Par Catherine Hofmann

« Je me sens obligé d’avertir ceux qui se servent de cartes marines, qu’il s’en trouve de manuscrites, si éclatantes d’or, d’argent, d’azur et d’autres belles couleurs, que souvent elles ont place dans les cabinets des grands et des curieux ; et que néanmoins la pluspart de ces cartes sont fausses, estant copiées sur d’autres cartes extraordinairement fautives et faites il y a plus de cent ans1. »
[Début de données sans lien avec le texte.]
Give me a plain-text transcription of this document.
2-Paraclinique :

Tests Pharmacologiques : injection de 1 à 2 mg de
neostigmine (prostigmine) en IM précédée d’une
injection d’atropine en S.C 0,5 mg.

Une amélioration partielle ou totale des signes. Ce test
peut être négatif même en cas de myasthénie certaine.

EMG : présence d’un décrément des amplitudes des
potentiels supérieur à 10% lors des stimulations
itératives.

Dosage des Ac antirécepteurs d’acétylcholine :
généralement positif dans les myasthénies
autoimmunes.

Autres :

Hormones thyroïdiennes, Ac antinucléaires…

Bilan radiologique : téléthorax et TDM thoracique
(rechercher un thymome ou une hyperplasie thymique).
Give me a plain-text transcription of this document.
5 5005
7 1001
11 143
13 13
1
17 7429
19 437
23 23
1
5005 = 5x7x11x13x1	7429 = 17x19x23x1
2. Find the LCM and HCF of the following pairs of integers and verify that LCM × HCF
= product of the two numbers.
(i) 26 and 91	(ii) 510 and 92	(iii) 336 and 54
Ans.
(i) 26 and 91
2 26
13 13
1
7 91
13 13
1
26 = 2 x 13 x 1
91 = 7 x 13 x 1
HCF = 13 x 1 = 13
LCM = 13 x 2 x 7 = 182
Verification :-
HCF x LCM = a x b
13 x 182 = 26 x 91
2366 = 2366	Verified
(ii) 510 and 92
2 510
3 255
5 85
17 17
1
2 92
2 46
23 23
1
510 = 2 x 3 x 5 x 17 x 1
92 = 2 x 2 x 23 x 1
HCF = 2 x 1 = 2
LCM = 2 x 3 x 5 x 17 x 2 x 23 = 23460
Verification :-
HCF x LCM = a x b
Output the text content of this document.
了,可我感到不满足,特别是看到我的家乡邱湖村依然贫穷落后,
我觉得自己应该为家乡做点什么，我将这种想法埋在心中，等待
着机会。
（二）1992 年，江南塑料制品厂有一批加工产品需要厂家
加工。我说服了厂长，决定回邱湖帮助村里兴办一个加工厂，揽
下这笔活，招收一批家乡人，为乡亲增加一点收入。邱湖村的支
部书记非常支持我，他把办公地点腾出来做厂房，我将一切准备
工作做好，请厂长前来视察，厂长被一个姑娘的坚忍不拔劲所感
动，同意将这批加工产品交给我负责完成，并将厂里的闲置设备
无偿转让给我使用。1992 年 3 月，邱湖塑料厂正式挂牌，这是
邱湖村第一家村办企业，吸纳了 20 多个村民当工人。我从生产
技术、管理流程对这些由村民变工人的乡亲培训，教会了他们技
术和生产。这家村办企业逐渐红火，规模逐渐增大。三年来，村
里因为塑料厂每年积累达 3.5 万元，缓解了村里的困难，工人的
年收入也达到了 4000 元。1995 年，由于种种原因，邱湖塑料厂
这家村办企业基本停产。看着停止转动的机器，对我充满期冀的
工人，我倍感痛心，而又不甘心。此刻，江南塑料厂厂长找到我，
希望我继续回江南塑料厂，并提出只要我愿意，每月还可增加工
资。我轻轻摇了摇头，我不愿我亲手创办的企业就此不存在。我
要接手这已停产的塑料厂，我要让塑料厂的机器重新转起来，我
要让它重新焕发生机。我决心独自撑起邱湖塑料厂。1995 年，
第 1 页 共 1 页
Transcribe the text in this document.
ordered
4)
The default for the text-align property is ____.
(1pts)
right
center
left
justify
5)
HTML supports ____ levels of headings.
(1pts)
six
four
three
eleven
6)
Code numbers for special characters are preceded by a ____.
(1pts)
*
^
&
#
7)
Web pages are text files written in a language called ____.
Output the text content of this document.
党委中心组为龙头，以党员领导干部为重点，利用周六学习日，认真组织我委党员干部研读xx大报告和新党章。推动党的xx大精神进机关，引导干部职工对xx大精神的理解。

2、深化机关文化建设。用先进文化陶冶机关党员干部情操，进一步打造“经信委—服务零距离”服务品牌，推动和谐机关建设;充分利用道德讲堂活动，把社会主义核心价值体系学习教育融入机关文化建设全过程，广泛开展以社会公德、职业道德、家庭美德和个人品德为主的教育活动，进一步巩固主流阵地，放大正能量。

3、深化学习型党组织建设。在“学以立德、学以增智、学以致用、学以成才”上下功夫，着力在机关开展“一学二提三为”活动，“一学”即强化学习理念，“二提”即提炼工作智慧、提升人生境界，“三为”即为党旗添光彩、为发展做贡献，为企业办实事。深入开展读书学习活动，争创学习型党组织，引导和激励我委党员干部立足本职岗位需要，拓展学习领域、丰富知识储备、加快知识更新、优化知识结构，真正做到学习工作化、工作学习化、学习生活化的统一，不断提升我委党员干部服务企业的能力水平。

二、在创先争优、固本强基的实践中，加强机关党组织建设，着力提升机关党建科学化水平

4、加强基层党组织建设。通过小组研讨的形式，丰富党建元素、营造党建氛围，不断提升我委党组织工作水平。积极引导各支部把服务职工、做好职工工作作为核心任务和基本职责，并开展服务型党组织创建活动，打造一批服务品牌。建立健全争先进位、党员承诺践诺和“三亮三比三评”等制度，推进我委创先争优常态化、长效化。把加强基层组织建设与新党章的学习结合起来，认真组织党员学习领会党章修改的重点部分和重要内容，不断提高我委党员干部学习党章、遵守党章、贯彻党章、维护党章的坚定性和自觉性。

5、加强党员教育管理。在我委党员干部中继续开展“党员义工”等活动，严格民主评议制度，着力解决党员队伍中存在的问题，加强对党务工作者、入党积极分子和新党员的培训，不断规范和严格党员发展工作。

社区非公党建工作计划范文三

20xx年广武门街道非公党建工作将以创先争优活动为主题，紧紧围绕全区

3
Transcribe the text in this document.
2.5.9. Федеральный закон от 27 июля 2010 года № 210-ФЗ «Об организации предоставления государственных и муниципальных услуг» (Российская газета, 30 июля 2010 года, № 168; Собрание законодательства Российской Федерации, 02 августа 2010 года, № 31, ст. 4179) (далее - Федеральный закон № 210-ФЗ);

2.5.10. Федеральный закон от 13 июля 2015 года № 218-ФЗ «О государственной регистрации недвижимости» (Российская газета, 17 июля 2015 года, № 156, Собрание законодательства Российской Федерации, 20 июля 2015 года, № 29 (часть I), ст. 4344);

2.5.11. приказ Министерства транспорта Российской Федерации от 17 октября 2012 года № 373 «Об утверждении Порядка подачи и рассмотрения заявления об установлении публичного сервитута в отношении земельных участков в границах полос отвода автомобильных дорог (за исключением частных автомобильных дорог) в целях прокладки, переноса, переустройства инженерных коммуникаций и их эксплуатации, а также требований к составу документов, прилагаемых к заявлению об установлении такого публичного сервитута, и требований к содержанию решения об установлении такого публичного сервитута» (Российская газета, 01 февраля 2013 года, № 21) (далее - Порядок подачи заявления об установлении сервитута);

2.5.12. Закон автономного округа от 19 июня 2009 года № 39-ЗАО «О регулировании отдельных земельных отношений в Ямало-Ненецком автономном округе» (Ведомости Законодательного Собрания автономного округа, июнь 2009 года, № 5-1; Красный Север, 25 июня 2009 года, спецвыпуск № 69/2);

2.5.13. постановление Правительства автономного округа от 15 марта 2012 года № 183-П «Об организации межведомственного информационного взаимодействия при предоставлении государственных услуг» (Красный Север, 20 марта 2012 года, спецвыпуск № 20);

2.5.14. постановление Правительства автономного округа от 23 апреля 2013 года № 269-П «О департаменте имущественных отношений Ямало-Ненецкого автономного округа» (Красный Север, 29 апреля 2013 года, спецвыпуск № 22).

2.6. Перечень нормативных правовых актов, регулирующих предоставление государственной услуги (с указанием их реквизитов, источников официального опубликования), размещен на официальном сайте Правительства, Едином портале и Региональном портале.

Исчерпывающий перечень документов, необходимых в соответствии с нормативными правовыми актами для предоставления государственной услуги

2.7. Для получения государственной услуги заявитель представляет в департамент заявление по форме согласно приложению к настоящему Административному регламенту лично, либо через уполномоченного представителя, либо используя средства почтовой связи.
Les portulans, objets d'étude

À en juger par le cas extrême d’une carte transformée en signets dans les notules d’un notaire de Perpignan au XVIe siècle, les cartes portulans n’ont pas toujours été considérées comme des trésors inestimables. De fait, il est encore possible aujourd’hui de découvrir, à l’occasion d’une restauration, des fragments de cartes utilisés dans les couvrures de registres notariés ou paroissiaux des XVIe et XVIIe siècles. Néanmoins, pour la partie la plus luxueuse de cette production, il s’agit depuis longtemps d’objets prisés « des grands et des curieux », et ce malgré une information géographique parfois périmée, comme l’atteste au XVIIe siècle le géographe Pierre Duval (lire ci-dessus).
Très tôt, les atlas portulans ont indéniablement gagné un statut d’objets de bibliophilie, souvent parés des armoiries d’un auguste commanditaire, destinataire ou possesseur. Citons un recueil du XIVe siècle dont la reliure en bois est gravée et peinte aux armes des Cornaro, illustre famille vénitienne qui procura un doge à la République de 1365 à 1368, ou l’atlas du Provençal Augustin Roussin portant une dédicace au cardinal de Richelieu gravée en lettres d’or sur la reliure.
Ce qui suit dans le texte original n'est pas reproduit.